Well, I hate it when my fears come true.
The South Ossetia crisis looks almost like a real, conventional war.

It's ridiculous how much the public pays attention to South Ossetians. Those people are unimportant for Putin and their cessation from Georgia is not the real reason why we see a limited scale war in the Caucasus.

It's also not about oil. Pipelines don't become magic, even not if you call them "oil pipeline". Some people get mad over anything associated with oil, but an oil business in the region would be a reason for Russia to establish good relations, not to feed internal conflicts.

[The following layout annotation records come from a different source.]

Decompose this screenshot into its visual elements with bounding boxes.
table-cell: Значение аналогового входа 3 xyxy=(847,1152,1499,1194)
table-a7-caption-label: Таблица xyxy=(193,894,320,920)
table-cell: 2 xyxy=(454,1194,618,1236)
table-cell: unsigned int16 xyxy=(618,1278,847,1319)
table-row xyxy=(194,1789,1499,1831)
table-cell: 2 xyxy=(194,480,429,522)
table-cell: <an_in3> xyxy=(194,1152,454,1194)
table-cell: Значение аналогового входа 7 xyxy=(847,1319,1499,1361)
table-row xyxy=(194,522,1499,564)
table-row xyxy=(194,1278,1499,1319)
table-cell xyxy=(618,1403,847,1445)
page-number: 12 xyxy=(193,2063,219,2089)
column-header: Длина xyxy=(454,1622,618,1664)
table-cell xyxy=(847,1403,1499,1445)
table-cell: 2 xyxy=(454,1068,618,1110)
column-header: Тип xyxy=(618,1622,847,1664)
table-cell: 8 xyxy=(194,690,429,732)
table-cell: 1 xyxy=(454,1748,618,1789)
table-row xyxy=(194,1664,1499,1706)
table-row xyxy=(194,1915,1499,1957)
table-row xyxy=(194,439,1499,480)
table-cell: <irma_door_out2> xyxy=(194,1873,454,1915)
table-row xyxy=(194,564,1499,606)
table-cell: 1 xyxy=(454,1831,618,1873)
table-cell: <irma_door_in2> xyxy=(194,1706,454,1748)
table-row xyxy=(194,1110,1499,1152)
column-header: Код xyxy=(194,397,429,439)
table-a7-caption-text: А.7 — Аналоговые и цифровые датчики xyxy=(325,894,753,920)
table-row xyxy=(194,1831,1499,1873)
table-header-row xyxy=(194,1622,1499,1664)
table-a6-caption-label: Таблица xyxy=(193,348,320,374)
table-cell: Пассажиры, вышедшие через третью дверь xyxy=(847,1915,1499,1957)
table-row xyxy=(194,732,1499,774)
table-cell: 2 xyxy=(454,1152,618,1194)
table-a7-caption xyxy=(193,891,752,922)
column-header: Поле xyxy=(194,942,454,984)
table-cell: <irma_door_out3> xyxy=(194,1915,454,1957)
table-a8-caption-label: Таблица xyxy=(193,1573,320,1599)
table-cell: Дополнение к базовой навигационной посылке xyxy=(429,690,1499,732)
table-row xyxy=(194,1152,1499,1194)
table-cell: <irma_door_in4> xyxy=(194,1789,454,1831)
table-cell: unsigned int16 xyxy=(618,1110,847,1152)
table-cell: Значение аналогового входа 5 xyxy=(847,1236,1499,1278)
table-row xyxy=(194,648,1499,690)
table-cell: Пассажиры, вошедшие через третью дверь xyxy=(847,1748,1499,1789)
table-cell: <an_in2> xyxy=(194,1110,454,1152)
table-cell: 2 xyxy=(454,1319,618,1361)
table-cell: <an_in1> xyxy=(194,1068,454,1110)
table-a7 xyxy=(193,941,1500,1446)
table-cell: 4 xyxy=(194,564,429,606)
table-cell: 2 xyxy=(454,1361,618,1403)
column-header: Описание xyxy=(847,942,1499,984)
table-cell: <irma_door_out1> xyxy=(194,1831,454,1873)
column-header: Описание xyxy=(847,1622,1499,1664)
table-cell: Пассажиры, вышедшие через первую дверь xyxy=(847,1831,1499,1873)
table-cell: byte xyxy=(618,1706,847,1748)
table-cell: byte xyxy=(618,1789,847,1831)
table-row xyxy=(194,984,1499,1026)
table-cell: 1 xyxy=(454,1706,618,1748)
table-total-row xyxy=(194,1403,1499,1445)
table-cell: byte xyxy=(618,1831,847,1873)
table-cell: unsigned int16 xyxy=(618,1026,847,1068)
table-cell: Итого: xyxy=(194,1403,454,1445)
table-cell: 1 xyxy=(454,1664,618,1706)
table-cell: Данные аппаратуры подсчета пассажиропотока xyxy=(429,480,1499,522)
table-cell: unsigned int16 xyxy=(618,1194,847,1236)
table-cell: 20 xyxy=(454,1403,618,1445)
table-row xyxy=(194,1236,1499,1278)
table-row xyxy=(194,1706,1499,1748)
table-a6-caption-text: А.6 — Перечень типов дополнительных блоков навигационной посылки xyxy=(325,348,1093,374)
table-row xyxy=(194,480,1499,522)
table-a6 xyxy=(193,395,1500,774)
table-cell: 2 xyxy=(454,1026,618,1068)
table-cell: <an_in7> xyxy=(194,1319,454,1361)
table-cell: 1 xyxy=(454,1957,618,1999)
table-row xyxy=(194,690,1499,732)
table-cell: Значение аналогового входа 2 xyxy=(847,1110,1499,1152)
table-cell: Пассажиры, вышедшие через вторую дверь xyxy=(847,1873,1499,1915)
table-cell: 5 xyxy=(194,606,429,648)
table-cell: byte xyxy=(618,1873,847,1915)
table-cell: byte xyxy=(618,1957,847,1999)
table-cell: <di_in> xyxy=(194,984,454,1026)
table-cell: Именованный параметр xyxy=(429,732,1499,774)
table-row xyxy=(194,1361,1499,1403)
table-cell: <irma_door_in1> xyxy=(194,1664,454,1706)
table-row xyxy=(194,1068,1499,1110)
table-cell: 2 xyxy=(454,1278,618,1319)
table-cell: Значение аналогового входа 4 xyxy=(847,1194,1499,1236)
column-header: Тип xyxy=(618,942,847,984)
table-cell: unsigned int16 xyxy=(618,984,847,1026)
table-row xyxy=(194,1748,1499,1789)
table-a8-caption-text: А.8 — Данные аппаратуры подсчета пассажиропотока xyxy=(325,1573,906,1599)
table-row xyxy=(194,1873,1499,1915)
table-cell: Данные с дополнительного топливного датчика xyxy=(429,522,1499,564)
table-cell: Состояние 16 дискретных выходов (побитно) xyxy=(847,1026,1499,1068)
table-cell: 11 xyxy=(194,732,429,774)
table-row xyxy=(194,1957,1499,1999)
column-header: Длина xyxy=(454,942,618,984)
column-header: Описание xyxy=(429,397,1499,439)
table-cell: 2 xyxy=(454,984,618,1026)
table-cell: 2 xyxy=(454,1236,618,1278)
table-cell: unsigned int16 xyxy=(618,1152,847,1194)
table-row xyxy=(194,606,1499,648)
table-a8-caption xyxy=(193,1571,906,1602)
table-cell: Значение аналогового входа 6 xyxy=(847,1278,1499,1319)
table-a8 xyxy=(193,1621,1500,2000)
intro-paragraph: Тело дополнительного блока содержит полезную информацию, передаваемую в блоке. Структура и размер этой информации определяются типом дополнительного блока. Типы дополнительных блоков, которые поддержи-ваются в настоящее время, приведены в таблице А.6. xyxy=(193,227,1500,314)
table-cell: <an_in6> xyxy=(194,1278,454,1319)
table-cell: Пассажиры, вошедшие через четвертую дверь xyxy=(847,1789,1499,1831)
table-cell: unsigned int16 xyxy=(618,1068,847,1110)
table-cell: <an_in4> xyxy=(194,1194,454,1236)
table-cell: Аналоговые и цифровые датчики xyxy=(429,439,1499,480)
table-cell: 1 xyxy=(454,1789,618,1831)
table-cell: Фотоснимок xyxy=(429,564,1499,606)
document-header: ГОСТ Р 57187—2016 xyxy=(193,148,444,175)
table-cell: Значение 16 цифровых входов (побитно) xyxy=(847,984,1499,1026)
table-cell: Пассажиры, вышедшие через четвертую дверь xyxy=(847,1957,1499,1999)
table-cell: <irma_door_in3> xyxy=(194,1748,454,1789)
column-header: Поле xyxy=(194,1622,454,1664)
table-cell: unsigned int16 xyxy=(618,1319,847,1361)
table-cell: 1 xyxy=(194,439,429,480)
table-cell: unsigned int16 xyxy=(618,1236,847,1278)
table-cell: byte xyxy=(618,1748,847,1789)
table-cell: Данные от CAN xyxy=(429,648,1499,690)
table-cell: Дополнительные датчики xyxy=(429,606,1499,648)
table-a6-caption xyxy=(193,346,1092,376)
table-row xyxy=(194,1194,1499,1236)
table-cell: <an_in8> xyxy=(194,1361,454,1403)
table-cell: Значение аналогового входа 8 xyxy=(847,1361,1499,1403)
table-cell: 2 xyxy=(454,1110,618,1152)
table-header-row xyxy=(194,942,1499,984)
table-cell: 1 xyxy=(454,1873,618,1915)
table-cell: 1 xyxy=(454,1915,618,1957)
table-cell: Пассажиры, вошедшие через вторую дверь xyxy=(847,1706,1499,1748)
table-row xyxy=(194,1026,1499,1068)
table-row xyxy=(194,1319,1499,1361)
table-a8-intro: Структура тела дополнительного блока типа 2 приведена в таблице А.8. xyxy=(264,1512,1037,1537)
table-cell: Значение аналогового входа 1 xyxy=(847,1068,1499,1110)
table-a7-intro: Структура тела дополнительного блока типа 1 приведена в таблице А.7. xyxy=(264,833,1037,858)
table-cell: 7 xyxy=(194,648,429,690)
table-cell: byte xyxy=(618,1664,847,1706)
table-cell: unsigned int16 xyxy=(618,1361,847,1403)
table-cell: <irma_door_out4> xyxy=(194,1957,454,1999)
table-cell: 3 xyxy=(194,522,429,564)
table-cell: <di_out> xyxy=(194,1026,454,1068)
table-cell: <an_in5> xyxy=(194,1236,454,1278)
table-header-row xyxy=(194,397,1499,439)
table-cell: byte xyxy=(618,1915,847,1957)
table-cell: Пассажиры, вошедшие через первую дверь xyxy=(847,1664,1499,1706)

In my opinion it's all about the definition of the Russian sphere of influence. Georgia (and btw, also Ukraine) is still neutral ground.

Putin wants to at least keep influence in all former Soviet Republics. That failed grossly in the Baltics. It worked very fine in Byelorussia and most Southern states (although the U.S. presence that were established for the Afghanistan war questions that). It never worked fine in Georgia since Shewardnadze lost power.

What may be Russia's intent in this conflict?
My guesses;

(1) Weaken the Saakashvili government (Western-friendly), achieve a government change towards a government that's at least neutral between NATO/USA and Russia.

(2) Keep the conflict alive for later opportunities to meddle in Georgia if (1) is no complete success.

The probably most important and most interesting detail of the conflict are the allegations of excessive violence of Georgia's troops against civilians or civilian settlements.

This could be exploited by Russia for two purposes:

a) Keep the Western powers from intervening openly in Georgias favour. Strong support is almost impossible to justify if Georgia is suddenly being painted as bad guy in our medias.

b) Weaken the Saakashvili government by exposing its wrongdoings in this case.

The conflict will remain local in my opinion. A full-scale war would need to be launched by Russia, but it's not in Russia's interest. Georgian nationalism might be fuelled against Russia by a full-scale war (so far, it's more on the level of a border skirmish). Such a nationalism would undermine any Russia-friendly government for one generation at least.

My expectation: The fighting wills top soon once the Georgian government realizes that its operation failed and that Russian troops keep its army from taking (and keeping) full control of South Ossetia.
A cease-fire and (additional) peacekeepers will be arranged by using the institutions of the U.N..
Russia will do its best to press all Georgian wrongdoings into Western and Georgian public discussion, and the South Ossetians (Russians) will help a lot in this info campaign.

The struggle for the neutral countries Ukraine and Georgia that happens between NATO/USA and Russia needs to become a hot topic for our public discussions.
It's not acceptable that our supposedly democratic states handle such elementary matters without public supervision, with intelligence services and diplomacy alone.
It was a shocking move by the USA some months ago when it attempted to get Georgia into the NATO - without any discussions in the public.

This struggle for Ukraine and Georgia deserves public attention and discussion in NATO countries.



  1. How much value does your "opinion" have, when you did not even include the region in your equally vacuous geostrategy post?
    Maybe you can edit the previous post to appear more prescient?

  2. Georgia is interesting as a state between two blocs, but is not in a geostrategic really interesting position.
    The same applies to Ukraine, which is bigger and more important.

    Dozens of countries are as interesting like Georgia, it's really nothing special.

  3. Sven,

    Much agreed that Ukraine is the place to really watch; of course (it goes without saying) Russia will never, not ever, willingly let Ukraine join and become integrated into NATO.

    As to Georgia, well it's caught between a rock and a hard place anyway, and by attacking South Ossetia, it has played straight into Russia's hands. Bad for Georgia needless to say, but I would add that the possibility of Russian control of at least a portion of the territory through which the Baku-Tbilisi-Ceyhan pipeline passes should not be completely discounted, or its implications underestimated (nor overestimated on the other hand). Within the overall context of Russia's near-dominance of oil and gas supplies to Europe, a Russian ability to control or at least disrupt the BCT pipeline more or less at will further consolidates Russian leverage over Europe's will and ability to formulate and to execute independent policies.